RESULT: Proportionally high levels of muscular tension and imbalance stress the various articulations and can potentially generate acute or chronic pain / dysfunction.
In this particular case, it was concluded that the most likely genesis of the pain was this posterior tilt. In essence, the acute bouts of pain during transfers and movement can be attributed to reflexatory muscular spasms of the deep hip / pelvic muscles. If we refer back to the illustration above and simply abserve the number of muscles that originate or attach onto and around the pelvis (obturator foramen, symphysis pubis, etc..) it is not difficult to extrapolate the potential chance(s) for irregular stress and strain on the whole muscular system.

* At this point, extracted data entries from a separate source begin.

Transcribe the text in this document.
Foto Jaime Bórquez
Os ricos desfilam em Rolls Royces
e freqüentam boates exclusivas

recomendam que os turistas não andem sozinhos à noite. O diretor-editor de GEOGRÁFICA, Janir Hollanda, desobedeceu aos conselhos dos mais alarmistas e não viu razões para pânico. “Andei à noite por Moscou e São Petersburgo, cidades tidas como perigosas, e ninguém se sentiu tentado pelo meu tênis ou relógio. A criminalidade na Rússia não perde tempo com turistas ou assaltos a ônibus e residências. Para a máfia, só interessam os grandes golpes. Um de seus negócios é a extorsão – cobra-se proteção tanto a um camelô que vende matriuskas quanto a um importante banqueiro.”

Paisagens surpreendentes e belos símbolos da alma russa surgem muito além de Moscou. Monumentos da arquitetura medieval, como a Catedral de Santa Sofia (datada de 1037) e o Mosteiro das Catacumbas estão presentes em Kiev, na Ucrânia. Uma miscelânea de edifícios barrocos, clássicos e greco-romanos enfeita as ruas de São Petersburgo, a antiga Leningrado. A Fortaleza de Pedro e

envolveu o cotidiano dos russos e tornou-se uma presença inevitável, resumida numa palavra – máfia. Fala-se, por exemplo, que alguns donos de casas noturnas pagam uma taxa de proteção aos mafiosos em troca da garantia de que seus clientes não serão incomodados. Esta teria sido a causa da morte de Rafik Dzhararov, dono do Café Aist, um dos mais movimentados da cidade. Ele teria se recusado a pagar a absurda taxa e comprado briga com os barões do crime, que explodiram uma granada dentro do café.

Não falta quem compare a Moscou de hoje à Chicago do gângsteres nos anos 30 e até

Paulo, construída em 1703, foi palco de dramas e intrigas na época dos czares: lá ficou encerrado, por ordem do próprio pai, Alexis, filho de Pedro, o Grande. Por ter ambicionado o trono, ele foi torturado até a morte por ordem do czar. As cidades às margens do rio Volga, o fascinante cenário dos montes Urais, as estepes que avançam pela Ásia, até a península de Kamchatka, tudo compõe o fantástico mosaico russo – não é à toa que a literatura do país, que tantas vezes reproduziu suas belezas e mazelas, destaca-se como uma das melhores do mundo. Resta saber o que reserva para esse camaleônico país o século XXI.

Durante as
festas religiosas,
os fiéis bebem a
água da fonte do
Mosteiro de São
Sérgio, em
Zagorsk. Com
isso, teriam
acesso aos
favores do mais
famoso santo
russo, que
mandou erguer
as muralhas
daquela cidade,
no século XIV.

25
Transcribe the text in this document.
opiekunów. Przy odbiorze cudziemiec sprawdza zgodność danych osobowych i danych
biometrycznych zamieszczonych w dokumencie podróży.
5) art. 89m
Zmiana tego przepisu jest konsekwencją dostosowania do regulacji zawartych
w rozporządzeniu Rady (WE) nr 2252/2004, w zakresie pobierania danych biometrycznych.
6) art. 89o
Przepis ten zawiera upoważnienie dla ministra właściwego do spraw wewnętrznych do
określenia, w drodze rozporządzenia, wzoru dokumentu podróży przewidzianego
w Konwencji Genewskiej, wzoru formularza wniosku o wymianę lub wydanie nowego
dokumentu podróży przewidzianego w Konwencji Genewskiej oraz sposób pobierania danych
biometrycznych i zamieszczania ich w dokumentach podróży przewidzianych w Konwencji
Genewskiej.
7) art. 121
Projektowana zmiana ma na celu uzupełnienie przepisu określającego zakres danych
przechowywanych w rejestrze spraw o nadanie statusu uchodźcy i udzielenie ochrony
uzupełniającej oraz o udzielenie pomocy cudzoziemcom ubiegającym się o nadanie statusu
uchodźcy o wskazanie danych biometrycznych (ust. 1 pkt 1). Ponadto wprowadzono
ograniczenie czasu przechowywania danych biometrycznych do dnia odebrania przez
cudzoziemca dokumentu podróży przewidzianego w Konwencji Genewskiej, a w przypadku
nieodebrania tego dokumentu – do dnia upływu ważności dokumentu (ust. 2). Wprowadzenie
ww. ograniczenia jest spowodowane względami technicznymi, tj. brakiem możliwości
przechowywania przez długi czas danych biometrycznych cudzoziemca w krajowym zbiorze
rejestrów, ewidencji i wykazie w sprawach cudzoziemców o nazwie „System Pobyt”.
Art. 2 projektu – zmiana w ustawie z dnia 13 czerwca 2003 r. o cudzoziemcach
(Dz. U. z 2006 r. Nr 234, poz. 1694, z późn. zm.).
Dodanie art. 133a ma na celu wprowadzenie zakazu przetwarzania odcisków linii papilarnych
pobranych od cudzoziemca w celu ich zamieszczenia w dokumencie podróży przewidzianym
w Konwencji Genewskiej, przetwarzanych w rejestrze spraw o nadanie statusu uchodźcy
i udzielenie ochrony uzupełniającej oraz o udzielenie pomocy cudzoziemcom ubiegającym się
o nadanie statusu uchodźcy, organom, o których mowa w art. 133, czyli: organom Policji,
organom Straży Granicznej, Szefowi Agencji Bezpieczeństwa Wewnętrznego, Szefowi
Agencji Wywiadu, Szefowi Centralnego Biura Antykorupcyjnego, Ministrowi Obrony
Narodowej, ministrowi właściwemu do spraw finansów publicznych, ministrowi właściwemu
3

With respect to the more practical "navigation" and management of pain, the specific objective becomes a tactical one:
a) Manage levels of pain
b) Address the status and state of the muscles involved (those that play an immediate role in either reducing the amount of pelvic tilt and those that come under immediate threat of spasm).
c) Implement a strategic mid-to-longterm plan to address the strength and integrity of the pelivs and pelvic joints (reduce the likelyhood of re-occurence and/or reduce the intensity/frequency/duration of pain).
In summary, the main message is to (as best possible) engage in habits that encourage and facilitate a broad analysis of not only the area in question but the entire system. In many cases, the formal "outlet" of pain (where it is felt) can have immediate and direct links but also indirect links to adjacent structures and architecture.